A contracture of the antagonist of the paralyzed left SO muscle ( which is the left IO ) not only obscure the nature of the primary defect in the paralyzed eye but also affect motor balance of the fellow eye when the patient fixates with the paralyzed eye. The left IO muscle will require less innervation to move the eye in its field of action since the normal tonus of its paralyzed opponentis decreased. According to Hering’s law of equal innervation, the yoke muscle of the antagonist ( the right SR muscle ) will receive less innervation than required and will be underacting ( Picture 1 ). This phenomenon is called ( inhibitional palsy of the contralateral antagonist ) and it presents difficulties in diagnosis.
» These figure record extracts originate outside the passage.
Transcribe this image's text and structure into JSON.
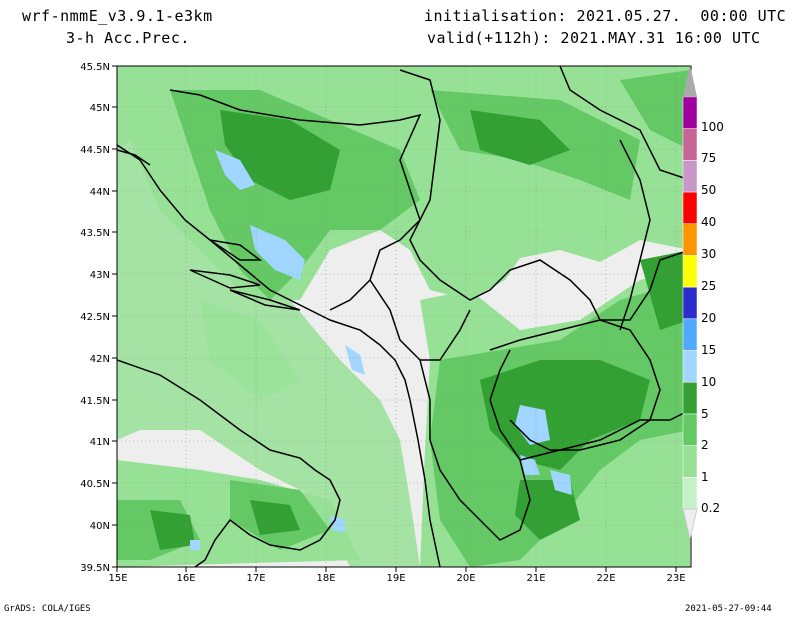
{
  "header": {
    "model": "wrf-nmmE_v3.9.1-e3km",
    "field": "3-h Acc.Prec.",
    "init": "initialisation: 2021.05.27.  00:00 UTC",
    "valid": "valid(+112h): 2021.MAY.31 16:00 UTC"
  },
  "footer": {
    "credit": "GrADS: COLA/IGES",
    "timestamp": "2021-05-27-09:44"
  },
  "axes": {
    "lat_labels": [
      "45.5N",
      "45N",
      "44.5N",
      "44N",
      "43.5N",
      "43N",
      "42.5N",
      "42N",
      "41.5N",
      "41N",
      "40.5N",
      "40N",
      "39.5N"
    ],
    "lon_labels": [
      "15E",
      "16E",
      "17E",
      "18E",
      "19E",
      "20E",
      "21E",
      "22E",
      "23E"
    ]
  },
  "colorbar": {
    "labels": [
      "0.2",
      "1",
      "2",
      "5",
      "10",
      "15",
      "20",
      "25",
      "30",
      "40",
      "50",
      "75",
      "100"
    ],
    "colors": [
      "#c8f0c8",
      "#96e196",
      "#64c864",
      "#32a032",
      "#a0d6ff",
      "#50aaff",
      "#2d2dcd",
      "#ffff00",
      "#ff9600",
      "#ff0000",
      "#c896c8",
      "#c86496",
      "#a000a0",
      "#aaaaaa"
    ]
  },
  "colors": {
    "background": "#eeeeee",
    "precip_light": "#96e196",
    "precip_mid": "#64c864",
    "precip_heavy": "#32a032",
    "water": "#a0d6ff",
    "border": "#000000"
  }
}
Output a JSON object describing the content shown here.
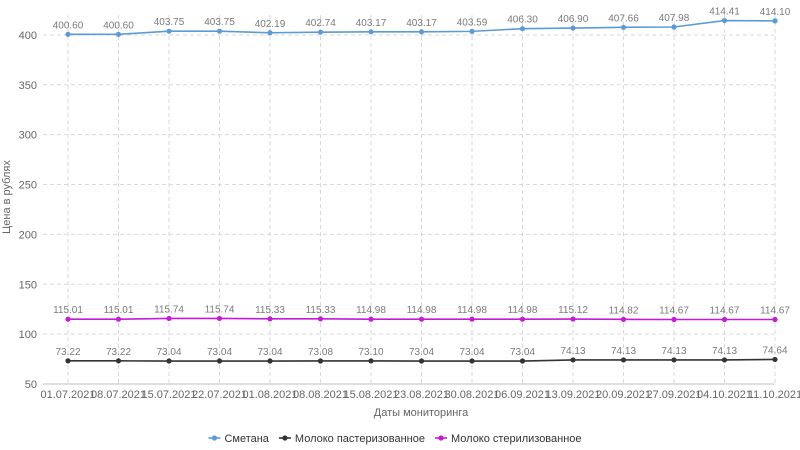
{
  "chart_data": {
    "type": "line",
    "title": "",
    "xlabel": "Даты мониторинга",
    "ylabel": "Цена в рублях",
    "ylim": [
      50,
      420
    ],
    "yticks": [
      50,
      100,
      150,
      200,
      250,
      300,
      350,
      400
    ],
    "grid": true,
    "legend_position": "bottom-center",
    "categories": [
      "01.07.2021",
      "08.07.2021",
      "15.07.2021",
      "22.07.2021",
      "01.08.2021",
      "08.08.2021",
      "15.08.2021",
      "23.08.2021",
      "30.08.2021",
      "06.09.2021",
      "13.09.2021",
      "20.09.2021",
      "27.09.2021",
      "04.10.2021",
      "11.10.2021"
    ],
    "series": [
      {
        "name": "Сметана",
        "color": "#5b9bd5",
        "values": [
          400.6,
          400.6,
          403.75,
          403.75,
          402.19,
          402.74,
          403.17,
          403.17,
          403.59,
          406.3,
          406.9,
          407.66,
          407.98,
          414.41,
          414.1
        ],
        "labels": [
          "400.60",
          "400.60",
          "403.75",
          "403.75",
          "402.19",
          "402.74",
          "403.17",
          "403.17",
          "403.59",
          "406.30",
          "406.90",
          "407.66",
          "407.98",
          "414.41",
          "414.10"
        ]
      },
      {
        "name": "Молоко пастеризованное",
        "color": "#333333",
        "values": [
          73.22,
          73.22,
          73.04,
          73.04,
          73.04,
          73.08,
          73.1,
          73.04,
          73.04,
          73.04,
          74.13,
          74.13,
          74.13,
          74.13,
          74.64
        ],
        "labels": [
          "73.22",
          "73.22",
          "73.04",
          "73.04",
          "73.04",
          "73.08",
          "73.10",
          "73.04",
          "73.04",
          "73.04",
          "74.13",
          "74.13",
          "74.13",
          "74.13",
          "74.64"
        ]
      },
      {
        "name": "Молоко стерилизованное",
        "color": "#c51bd8",
        "values": [
          115.01,
          115.01,
          115.74,
          115.74,
          115.33,
          115.33,
          114.98,
          114.98,
          114.98,
          114.98,
          115.12,
          114.82,
          114.67,
          114.67,
          114.67
        ],
        "labels": [
          "115.01",
          "115.01",
          "115.74",
          "115.74",
          "115.33",
          "115.33",
          "114.98",
          "114.98",
          "114.98",
          "114.98",
          "115.12",
          "114.82",
          "114.67",
          "114.67",
          "114.67"
        ]
      }
    ]
  }
}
Like here in our patient who has a a left superior oblique palsy who habitually in whom the right superior rectus appears to be paretic  ( the right eye is hypotropic and consequently the right eyelid appears slightly ptosis, a picture may be confused with right SR palsy. The differentiation between the two conditions is based upon ocular motility findings and on Bielschowsky head tilt test.

The diagnostic and clinical features in this patient with a left superior oblique palsy are :  

The head is tilted to the right shoulder  and the face is turned to the right ( top picture ). In primary position there is left hypertropia of 20 prism diopters ( Picture 5 ), increasing to 30 prism diopters in adduction ( Picture 4 ), with the greatest deviation (40 prism diopters) when the patient is looking up and to the right ( Picture 1 ). The hyperdeviation is also present in the left field of gaze where it measured 10 prism diopters (spread of comitance, Picture 6 ). There is secondary overaction of the left inferior oblique muscle and limitation of depression when looking down and to the right ( Picture 7 ). The Bielschowsky head tilt test is diagnostic for a left superior oblique paralysis with increase of the left hypertropia on tilting the head to the left shoulder and nearly no hypertropia on ilting the head to the right shoulder.